He would ask his father many questions about the morality of the heroes in the comics. Why did they do this, why won’t they do that. Some had a strong sense of justice and morality. Some felt a sense of responsibility. Some were simply out for revenge.
He looked down at the city below him. Everyone moved with selfish self importance. People cutting each other off on the streets. Pedestrians bumping shoulders and screaming obscenities instead of moving around each other. He always felt like the city was angry. Everyone was ready to explode at any minute. He often saw crimes happen for no reason. Someone stabbing someone else, then fleeing. Several people would see this and ignore it. A police officer would rather pull someone over for speeding than have to fill out the paperwork of a homicide. The city was also apathetic.
He knew that the heroes he read about weren’t real. Even the ones depicting the average Joe trying to clean up the world. There was no Dick Tracy waiting somewhere in a P.I’s office trying to take down mob leaders. There was no dark and brooding Batman hiding away in a mansion. No team of multinational Blackhawks waiting by their aircraft. Sure, there were vigilantes, but he believed many to be mentally ill. He wanted to be the real deal. He wanted to save this city from it’s inherent apathy and anger.
Tonight was a good night. Nothing in particular was going on. He ran across a few more buildings, stopping for a few moments on each to survey the area. He stopped on top of a building overlooking an intersection, and sat down on the ledge. He pulled out a small hip flask filled with chilled coffee, pulled down his cowl and took a few sips. It was getting later into the night, and few people were out on the streets now. He was nearly out of the zoned residential district. Stanley was getting into the Central Business District, and would have to patrol on foot in alleyways. He rappelled down the side of the building, quietly landing on the ground below. He pulled and shook the rope a few times to loosen the hook, and caught it on it’s way down.
Patrolling the actual streets was never an option from him. Early on, he caught ridicule from those he only wanted to protect. As the years went on, his wide assortment of gadgets became less and less street legal. He understood he needed to be a little realistic, and didn’t want to end up in jail for the rest of his career.
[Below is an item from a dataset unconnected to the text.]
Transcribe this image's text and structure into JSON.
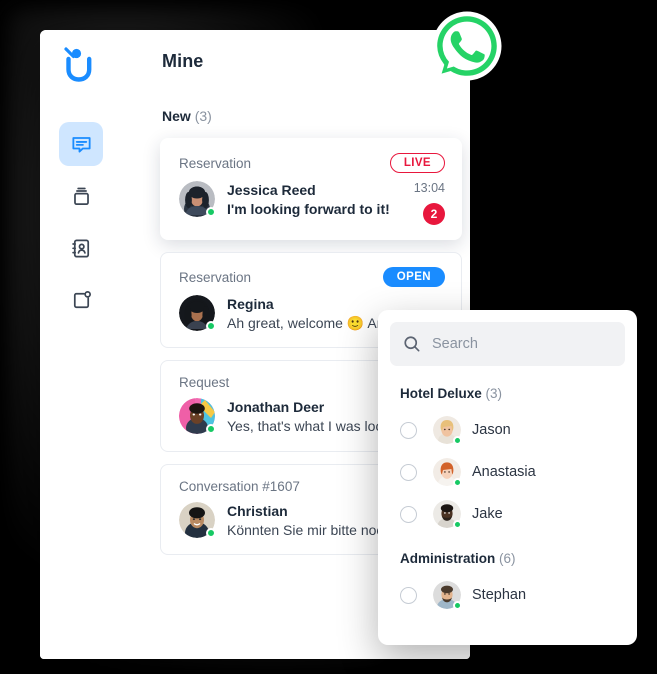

He criss-crossed through several alleyways. Jumped over many wooden and chain-linked fences. Though there were easier ways around, he always chose the most difficult way to traverse. He spent years honing and strengthening his body, his agility, and his endurance. When he was younger, he was always labeled as the generic comic book geek. He did more than read his comics though, he obsessed over them. He wanted to be the idealized muscle bound super hero with no match in physical prowess. When he wasn’t reading comics or penning his own, he was out running, performing acrobatic feats at the playground, and what he felt was protecting the weak.
He joined many sports in his youth, mostly as a drive to improve his physique. He was considered to be a top athlete by many of his coaches. Though many would have believed him to be the “jock”, he often times found himself exiled from the rest of his team mates. He found a more comfortable home chatting with those who shared his similar interests. Whenever he tried to talk about comics with any of his team mates, they would instantly exalt Superman as the desired god-like hero. They would never understand how drab the perils are of a man who can do anything, who is completely perfect, who had to have the most contrived and boring flaw to add any sense of excitement. No, he could never associate himself with them.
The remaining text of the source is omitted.